An image of a hammer flashed in her mind, one end hooked with long steel fangs. I'm going to ... What was it? The memory skated just out of reach. She tried to dig it out, though the knot in her stomach told her it would not be one she could sell. Still, it was her life, and she wanted to know.
The memory popped loose and washed over her in a sickening wave. She had done something wrong—gotten in trouble at school, that was it. When she came home her father was sitting in the kitchen, dabbing sweat from his face with a white handkerchief. He had stood, opened a drawer, and taken out a thick butcher knife, saying, with icy calm in his voice, “I'm going to kill you, then I'm going to kill myself.” She had run to her room and locked the door. He had pounded on the door with his fists. Then silence, and she'd thought it was over. Then, a deafening bang that made her cry out, followed by another, and another. He had pounded on the door with the flat end of a hammer, then turned it and hit it with the claw end until the wood split with an awful crunch. The knife was gone. Instead he had beaten her with a wire hanger ripped from her closet.
She'd been wrong, she probably could sell that memory. But she would not allow some twisted pervert to get pleasure from it.
With shaking hands Kiko disconnected the feed from her neural shunt, collected the vials, and put them in the basket provided by the boutique. These would have to do. She had no good memories left, except for the new ones with Joseph, and she would never sell those. The rest of her good memories were gone.
“Do you have any marriages?” the loud woman was saying as Kiko made her way through neatly-lined shelves of vials categorized into sections—action, family, adults only, crime, and so on. Bargain-bin stuff.
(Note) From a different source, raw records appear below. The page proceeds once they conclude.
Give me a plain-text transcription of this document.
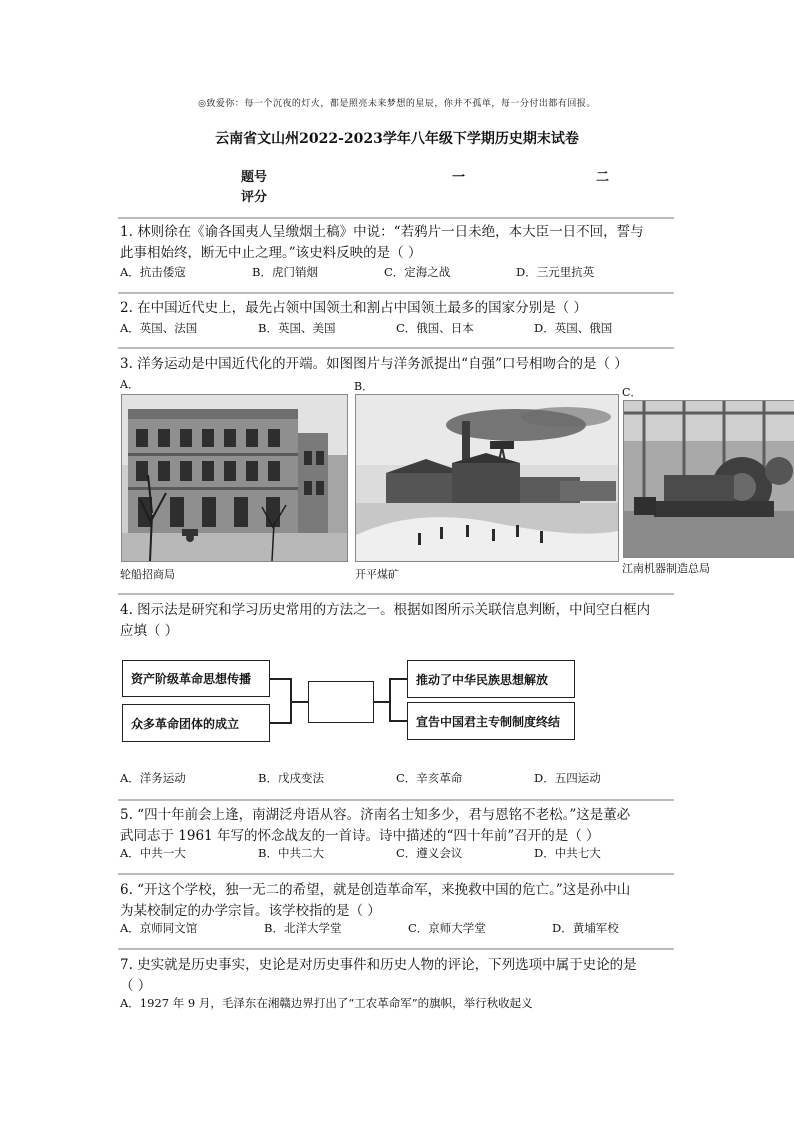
◎致爱你：每一个沉夜的灯火，都是照亮未来梦想的星辰，你并不孤单，每一分付出都有回报。
云南省文山州2022-2023学年八年级下学期历史期末试卷
题号	一	二
评分
1. 林则徐在《谕各国夷人呈缴烟土稿》中说：“若鸦片一日未绝，本大臣一日不回，誓与
此事相始终，断无中止之理。”该史料反映的是（ ）
A．抗击倭寇	B．虎门销烟	C．定海之战	D．三元里抗英
2. 在中国近代史上，最先占领中国领土和割占中国领土最多的国家分别是（ ）
A．英国、法国	B．英国、美国	C．俄国、日本	D．英国、俄国
3. 洋务运动是中国近代化的开端。如图图片与洋务派提出“自强”口号相吻合的是（ ）
A．	B．	C．
轮船招商局	开平煤矿	江南机器制造总局
4. 图示法是研究和学习历史常用的方法之一。根据如图所示关联信息判断，中间空白框内
应填（ ）
资产阶级革命思想传播
众多革命团体的成立
推动了中华民族思想解放
宣告中国君主专制制度终结
A．洋务运动	B．戊戌变法	C．辛亥革命	D．五四运动
5. “四十年前会上逢，南湖泛舟语从容。济南名士知多少，君与恩铭不老松。”这是董必
武同志于 1961 年写的怀念战友的一首诗。诗中描述的“四十年前”召开的是（ ）
A．中共一大	B．中共二大	C．遵义会议	D．中共七大
6. “开这个学校，独一无二的希望，就是创造革命军，来挽救中国的危亡。”这是孙中山
为某校制定的办学宗旨。该学校指的是（ ）
A．京师同文馆	B．北洋大学堂	C．京师大学堂	D．黄埔军校
7. 史实就是历史事实，史论是对历史事件和历史人物的评论，下列选项中属于史论的是
（ ）
A．1927 年 9 月，毛泽东在湘赣边界打出了“工农革命军”的旗帜，举行秋收起义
The valuable ones were displayed behind the counter—row upon row of dazz
ling violet, except for a few at the top as brown as raw sewage.
“No marriages, no,” the owner said to the woman, who wore a white hat that came to a point beyond her forehead like a ship's prow. She was in her fifties, tall and puffy. Her clothes screamed Upper Manhattan. Down here to devour the few joys people were able to eke out, like an enormous hog.
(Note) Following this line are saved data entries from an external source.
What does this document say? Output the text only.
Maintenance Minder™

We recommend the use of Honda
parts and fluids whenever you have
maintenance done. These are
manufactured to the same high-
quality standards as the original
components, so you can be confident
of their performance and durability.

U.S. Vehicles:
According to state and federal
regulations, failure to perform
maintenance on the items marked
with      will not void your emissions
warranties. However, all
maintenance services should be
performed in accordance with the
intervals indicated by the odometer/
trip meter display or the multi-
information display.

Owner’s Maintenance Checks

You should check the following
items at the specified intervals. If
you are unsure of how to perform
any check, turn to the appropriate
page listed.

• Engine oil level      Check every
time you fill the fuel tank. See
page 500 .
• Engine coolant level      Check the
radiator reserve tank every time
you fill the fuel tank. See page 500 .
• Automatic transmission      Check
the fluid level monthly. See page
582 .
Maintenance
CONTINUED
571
“How about a divorce?” the owner suggested. “I've got a real shocker, a woman whose husband drops it on her like a bomb!”
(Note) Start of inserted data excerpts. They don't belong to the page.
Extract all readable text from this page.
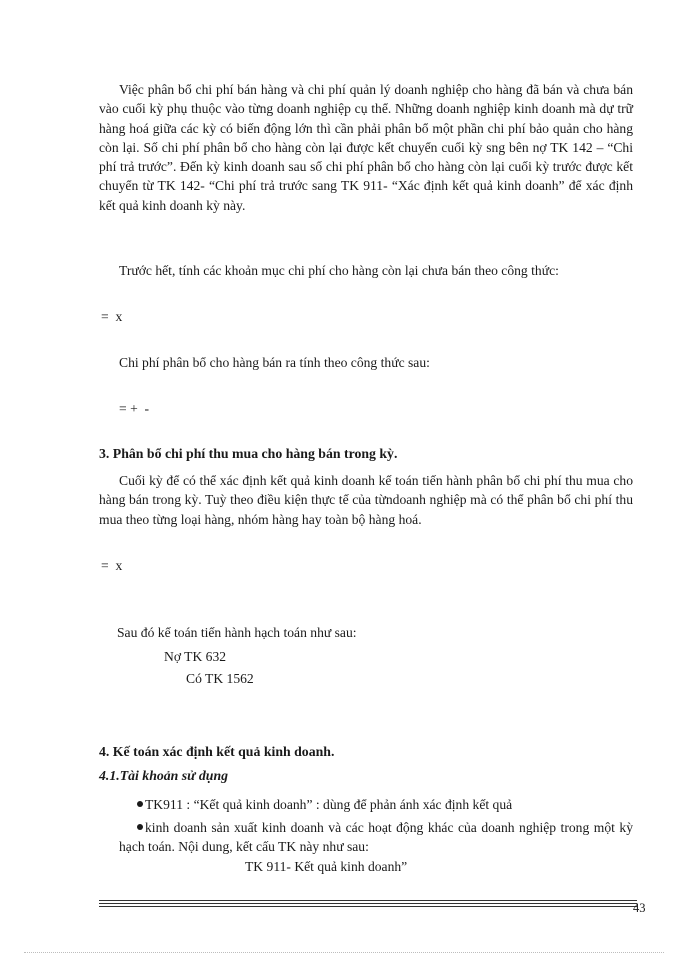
Việc phân bổ chi phí bán hàng và chi phí quản lý doanh nghiệp cho hàng đã bán và chưa bán vào cuối kỳ phụ thuộc vào từng doanh nghiệp cụ thể. Những doanh nghiệp kinh doanh mà dự trữ hàng hoá giữa các kỳ có biến động lớn thì cần phải phân bổ một phần chi phí bảo quản cho hàng còn lại. Số chi phí phân bổ cho hàng còn lại được kết chuyển cuối kỳ sng bên nợ TK 142 – “Chi phí trả trước”. Đến kỳ kinh doanh sau số chi phí phân bổ cho hàng còn lại cuối kỳ trước được kết chuyển từ TK 142- “Chi phí trả trước sang TK 911- “Xác định kết quả kinh doanh” để xác định kết quả kinh doanh kỳ này.
Trước hết, tính các khoản mục chi phí cho hàng còn lại chưa bán theo công thức:
=  x
Chi phí phân bổ cho hàng bán ra tính theo công thức sau:
= +  -
3. Phân bổ chi phí thu mua cho hàng bán trong kỳ.
Cuối kỳ để có thể xác định kết quả kinh doanh kế toán tiến hành phân bổ chi phí thu mua cho hàng bán trong kỳ. Tuỳ theo điều kiện thực tế của từndoanh nghiệp mà có thể phân bổ chi phí thu mua theo từng loại hàng, nhóm hàng hay toàn bộ hàng hoá.
=  x
Sau đó kế toán tiến hành hạch toán như sau:
Nợ TK 632
Có TK 1562
4. Kế toán xác định kết quả kinh doanh.
4.1.Tài khoản sử dụng
TK911 : “Kết quả kinh doanh” : dùng để phản ánh xác định kết quả
kinh doanh sản xuất kinh doanh và các hoạt động khác của doanh nghiệp trong một kỳ hạch toán. Nội dung, kết cấu TK này như sau:
TK 911- Kết quả kinh doanh”
43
The woman scowled. “I'm not interested in that sort of thing. That's sick.”
“Okay,” the owner said, shrugging. He turned to look at his stock. “How about an engagement?” he said, retrieving a vial from the wall, “valence of 90.1, vividness 68.6? Not bad. Hard to find engagements, harder than weddings even.”
“Hmm. Call up the description.” The owner popped the vial into the reader, spun it around so the woman could read the text of the original owner's description. The woman nodded. “I'll take it, along with those other two.”
The owner rang them up. Kiko was astonished by the price—enough to pay her rent for two years. The markup was enormous. She wondered if it was really true what they said, that memories could be extracted and transferred, but not copied, that no one could isolate the spark that gave them life in the mind. Maybe the truth was that they were simply more valuable if they were unique.
The boutique owner tallied Kiko's memories, commenting that it was ‘pretty good stuff,’ clearly all original-owner memories judging by the clarity scores.
Outside, she saw the woman, smiling widely, her eyes unfocused. She muttered something in a girlish voice, then giggled, put her hand on her cheek. “Yes, yes,” she trilled excitedly, and headed off down the street, in the direction of the lift to Upper Manhattan.
Exhausted, Kiko headed home. Her rent was five days late. Mrs. Kim had not paid her in three weeks, saying things were bad, but would get better soon. Kiko was afraid Mrs. Kim was not going to pay her any more, was just getting as much free work out of her as she could.